Der Kessel war für die Dampfmaschinen zu klein geraten. Wollte man die Probleme lösen, musste ein noch grösserer Kessel verwendet werden. Das ging jedoch nur, wenn die Wasserkästen entfernt wurden. Da diese jedoch benötigt wurden, müsste ein Tender mitgeführt werden.

Das war dann aber für die Zugkraft schlecht, obwohl wir annehmen können, dass die Zugkraft immer noch für die 200 Tonnen Anhängelast reichte. Somit war klar, zu einer Serie sollte es nicht kommen. Bevor man diese bestellen konnte, musste man über die Bücher gehen.
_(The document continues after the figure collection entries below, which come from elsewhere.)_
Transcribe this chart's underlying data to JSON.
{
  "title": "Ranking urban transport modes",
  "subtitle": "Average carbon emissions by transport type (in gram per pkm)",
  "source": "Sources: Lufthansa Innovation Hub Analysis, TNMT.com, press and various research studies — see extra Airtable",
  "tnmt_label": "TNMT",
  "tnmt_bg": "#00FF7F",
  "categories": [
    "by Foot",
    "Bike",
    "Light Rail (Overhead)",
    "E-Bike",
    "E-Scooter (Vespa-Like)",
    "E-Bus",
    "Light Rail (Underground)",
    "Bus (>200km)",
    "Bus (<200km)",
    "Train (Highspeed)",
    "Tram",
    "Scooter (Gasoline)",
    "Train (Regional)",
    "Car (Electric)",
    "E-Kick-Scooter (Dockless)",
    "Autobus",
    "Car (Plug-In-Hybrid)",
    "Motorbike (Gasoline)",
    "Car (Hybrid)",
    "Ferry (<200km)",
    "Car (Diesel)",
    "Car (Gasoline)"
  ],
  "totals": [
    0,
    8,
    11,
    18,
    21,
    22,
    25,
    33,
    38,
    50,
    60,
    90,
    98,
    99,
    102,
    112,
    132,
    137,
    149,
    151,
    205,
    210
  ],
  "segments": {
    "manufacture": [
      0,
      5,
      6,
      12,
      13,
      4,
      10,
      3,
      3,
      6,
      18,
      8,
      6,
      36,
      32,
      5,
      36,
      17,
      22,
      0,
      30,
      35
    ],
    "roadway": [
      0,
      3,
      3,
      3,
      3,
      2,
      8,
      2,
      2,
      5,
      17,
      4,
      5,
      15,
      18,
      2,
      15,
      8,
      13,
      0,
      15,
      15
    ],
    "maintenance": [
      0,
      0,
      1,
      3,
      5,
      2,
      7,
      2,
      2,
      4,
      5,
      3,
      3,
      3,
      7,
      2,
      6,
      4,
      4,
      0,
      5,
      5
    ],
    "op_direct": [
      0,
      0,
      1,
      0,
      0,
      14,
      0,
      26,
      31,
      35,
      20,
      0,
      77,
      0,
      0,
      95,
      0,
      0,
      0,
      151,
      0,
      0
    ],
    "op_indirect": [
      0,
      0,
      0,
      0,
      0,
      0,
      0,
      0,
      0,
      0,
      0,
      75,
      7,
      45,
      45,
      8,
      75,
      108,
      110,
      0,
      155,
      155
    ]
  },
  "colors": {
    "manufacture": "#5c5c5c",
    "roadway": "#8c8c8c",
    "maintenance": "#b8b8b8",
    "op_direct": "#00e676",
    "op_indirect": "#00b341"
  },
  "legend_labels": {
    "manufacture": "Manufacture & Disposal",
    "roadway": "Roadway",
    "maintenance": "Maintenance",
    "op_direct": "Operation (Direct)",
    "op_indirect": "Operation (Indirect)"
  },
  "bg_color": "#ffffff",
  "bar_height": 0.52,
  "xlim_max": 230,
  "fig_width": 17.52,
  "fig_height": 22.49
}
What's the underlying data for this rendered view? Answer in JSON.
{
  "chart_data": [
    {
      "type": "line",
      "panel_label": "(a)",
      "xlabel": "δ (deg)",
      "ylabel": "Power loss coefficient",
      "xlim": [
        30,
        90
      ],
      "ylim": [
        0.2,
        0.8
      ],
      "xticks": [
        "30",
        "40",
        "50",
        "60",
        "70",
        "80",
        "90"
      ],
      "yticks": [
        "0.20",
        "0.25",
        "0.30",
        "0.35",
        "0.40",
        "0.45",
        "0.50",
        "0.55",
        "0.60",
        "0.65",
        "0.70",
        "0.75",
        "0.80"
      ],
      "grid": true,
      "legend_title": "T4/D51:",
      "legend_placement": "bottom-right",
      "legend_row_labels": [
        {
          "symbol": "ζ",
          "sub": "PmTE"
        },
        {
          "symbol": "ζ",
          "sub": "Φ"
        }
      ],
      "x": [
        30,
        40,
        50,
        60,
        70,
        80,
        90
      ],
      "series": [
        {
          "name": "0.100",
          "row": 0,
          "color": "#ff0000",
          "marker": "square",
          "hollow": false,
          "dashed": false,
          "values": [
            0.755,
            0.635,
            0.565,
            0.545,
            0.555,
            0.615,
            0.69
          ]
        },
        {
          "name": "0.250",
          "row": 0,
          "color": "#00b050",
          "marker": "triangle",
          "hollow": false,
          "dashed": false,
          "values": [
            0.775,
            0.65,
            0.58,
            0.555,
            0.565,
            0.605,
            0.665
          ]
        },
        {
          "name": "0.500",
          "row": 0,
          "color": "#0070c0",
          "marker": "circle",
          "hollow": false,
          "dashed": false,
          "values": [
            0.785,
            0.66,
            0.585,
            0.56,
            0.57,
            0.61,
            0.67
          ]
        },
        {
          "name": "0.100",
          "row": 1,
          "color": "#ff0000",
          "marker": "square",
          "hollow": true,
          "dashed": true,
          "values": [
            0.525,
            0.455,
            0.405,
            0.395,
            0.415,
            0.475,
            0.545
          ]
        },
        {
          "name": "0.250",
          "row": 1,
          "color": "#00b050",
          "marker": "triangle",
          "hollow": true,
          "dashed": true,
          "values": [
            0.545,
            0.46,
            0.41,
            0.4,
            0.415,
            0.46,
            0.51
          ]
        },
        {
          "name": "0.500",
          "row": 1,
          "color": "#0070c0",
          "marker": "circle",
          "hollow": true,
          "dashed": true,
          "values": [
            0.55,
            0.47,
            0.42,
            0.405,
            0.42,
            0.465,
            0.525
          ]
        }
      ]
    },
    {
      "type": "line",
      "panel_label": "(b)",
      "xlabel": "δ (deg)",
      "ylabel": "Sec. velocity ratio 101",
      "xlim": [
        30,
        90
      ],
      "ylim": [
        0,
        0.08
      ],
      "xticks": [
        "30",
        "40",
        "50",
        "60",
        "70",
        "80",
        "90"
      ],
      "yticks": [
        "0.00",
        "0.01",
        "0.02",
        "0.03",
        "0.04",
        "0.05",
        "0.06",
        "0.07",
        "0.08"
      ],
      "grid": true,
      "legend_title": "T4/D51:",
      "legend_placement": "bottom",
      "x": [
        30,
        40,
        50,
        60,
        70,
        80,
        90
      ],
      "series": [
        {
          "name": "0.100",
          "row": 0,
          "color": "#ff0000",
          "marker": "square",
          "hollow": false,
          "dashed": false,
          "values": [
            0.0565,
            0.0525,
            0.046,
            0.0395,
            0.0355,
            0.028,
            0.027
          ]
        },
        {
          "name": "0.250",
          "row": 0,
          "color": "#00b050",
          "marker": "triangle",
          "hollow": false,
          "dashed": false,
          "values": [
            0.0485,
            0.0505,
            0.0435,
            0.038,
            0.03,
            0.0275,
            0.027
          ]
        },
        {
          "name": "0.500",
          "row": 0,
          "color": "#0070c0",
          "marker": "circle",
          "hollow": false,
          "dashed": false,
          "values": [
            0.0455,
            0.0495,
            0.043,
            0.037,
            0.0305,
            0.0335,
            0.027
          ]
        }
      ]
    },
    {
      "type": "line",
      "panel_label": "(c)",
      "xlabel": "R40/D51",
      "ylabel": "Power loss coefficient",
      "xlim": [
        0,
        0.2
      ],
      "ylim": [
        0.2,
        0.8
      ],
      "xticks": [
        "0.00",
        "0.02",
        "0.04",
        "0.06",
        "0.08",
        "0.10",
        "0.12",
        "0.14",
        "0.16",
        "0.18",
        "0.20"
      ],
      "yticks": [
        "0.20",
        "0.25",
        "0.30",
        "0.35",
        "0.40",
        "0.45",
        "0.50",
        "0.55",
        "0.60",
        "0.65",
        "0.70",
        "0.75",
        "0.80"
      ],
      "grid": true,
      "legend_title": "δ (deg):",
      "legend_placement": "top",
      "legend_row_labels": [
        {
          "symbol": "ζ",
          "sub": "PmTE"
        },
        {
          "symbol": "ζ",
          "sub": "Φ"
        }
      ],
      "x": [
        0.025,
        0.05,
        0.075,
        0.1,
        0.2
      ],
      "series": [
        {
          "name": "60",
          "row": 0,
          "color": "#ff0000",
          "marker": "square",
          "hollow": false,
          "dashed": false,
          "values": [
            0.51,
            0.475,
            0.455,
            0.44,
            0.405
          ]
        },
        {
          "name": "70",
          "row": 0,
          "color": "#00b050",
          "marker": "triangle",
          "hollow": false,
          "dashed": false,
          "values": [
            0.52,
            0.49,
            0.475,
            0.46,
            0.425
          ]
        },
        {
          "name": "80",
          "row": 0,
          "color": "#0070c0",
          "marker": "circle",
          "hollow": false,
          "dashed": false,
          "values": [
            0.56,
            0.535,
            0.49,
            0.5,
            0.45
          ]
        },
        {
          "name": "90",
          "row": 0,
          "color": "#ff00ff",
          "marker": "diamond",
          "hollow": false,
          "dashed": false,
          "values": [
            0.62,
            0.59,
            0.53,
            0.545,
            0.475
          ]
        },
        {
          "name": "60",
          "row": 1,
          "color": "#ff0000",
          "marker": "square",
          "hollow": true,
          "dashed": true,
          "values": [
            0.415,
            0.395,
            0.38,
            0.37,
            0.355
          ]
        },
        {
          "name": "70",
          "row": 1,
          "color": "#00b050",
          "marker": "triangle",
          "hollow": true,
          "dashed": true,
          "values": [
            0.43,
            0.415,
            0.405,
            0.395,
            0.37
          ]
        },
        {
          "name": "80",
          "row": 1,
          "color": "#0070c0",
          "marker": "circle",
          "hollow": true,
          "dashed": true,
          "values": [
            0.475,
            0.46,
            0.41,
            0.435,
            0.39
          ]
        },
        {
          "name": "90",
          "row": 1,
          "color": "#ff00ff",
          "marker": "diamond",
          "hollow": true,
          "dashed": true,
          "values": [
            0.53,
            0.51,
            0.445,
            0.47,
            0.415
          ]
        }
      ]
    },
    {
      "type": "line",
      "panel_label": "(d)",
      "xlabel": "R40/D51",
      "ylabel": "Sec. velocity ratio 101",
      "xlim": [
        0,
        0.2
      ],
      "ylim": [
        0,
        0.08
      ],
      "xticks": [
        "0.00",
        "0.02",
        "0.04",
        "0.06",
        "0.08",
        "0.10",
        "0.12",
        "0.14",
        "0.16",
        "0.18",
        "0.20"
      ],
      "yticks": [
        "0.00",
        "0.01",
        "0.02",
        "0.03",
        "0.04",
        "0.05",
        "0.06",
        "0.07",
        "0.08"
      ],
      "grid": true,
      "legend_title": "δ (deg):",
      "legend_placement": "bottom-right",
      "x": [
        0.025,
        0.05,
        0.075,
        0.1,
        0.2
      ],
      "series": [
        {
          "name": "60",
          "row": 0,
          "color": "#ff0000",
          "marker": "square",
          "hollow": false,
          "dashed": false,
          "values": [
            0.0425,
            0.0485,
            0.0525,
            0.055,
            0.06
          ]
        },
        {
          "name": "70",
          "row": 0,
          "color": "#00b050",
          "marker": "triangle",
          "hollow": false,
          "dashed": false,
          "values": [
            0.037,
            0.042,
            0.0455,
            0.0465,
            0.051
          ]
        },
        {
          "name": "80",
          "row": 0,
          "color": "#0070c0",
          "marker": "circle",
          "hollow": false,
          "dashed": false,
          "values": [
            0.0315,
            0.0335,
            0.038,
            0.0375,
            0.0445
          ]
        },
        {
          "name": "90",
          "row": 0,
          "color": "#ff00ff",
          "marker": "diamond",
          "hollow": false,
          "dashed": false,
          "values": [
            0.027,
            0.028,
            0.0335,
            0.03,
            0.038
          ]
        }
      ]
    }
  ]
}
Da mittlerweile aber neue Lösungen bei der Anordnung der Dampfmaschinen kamen, beliess man es vorerst dabei. Mit der neuen Lokomotive für Schnellzüge wollte man die Erfahrungen mit dieser Technik sammeln. Der Güterverkehr blieb vorerst in den Händen der Baureihe D4t, die in der Folge verbessert wurde.

Da man die Lokomotive hatte, ging sie dennoch in den Betriebseinsatz. Die Maschine wurde, wie das bei der Gotthardbahn üblich war, nicht einem Depot zugewiesen. Für den schweren Unterhalt sah man natürlich die Hauptwerkstätte in Bellinzona vor.

Man hatte bei der Gotthardbahn nur diese und sie sollte einen treuen Kunden bekommen. Das ist aber bereits der Betriebseinsatz und den wollen wir nun ansehen. Die Bahngesellschaft in den Alpen, sollte keine grossen Tenderlokomotiven mehr in den Betrieb nehmen. Es muss wohl ein Schock gewesen sein.

Bevor wir den Betriebseinsatz ansehen, noch ein Hinweis zu den Modellen der SCB. Diese hatten das gleiche Problem, wie die Reihe D6. Um das zu lösen, wurde in einer weiteren Serie ein Tender mitgeführt. So funktionierte die Lokomotive besser. An der Bauart Mallet hielt man fest. So wurde aber die Schweizerische Centralbahn SCB zum grossen Anwender dieser Bauart. Bei der Gotthardbahn blieb es bei einer Lokomotive.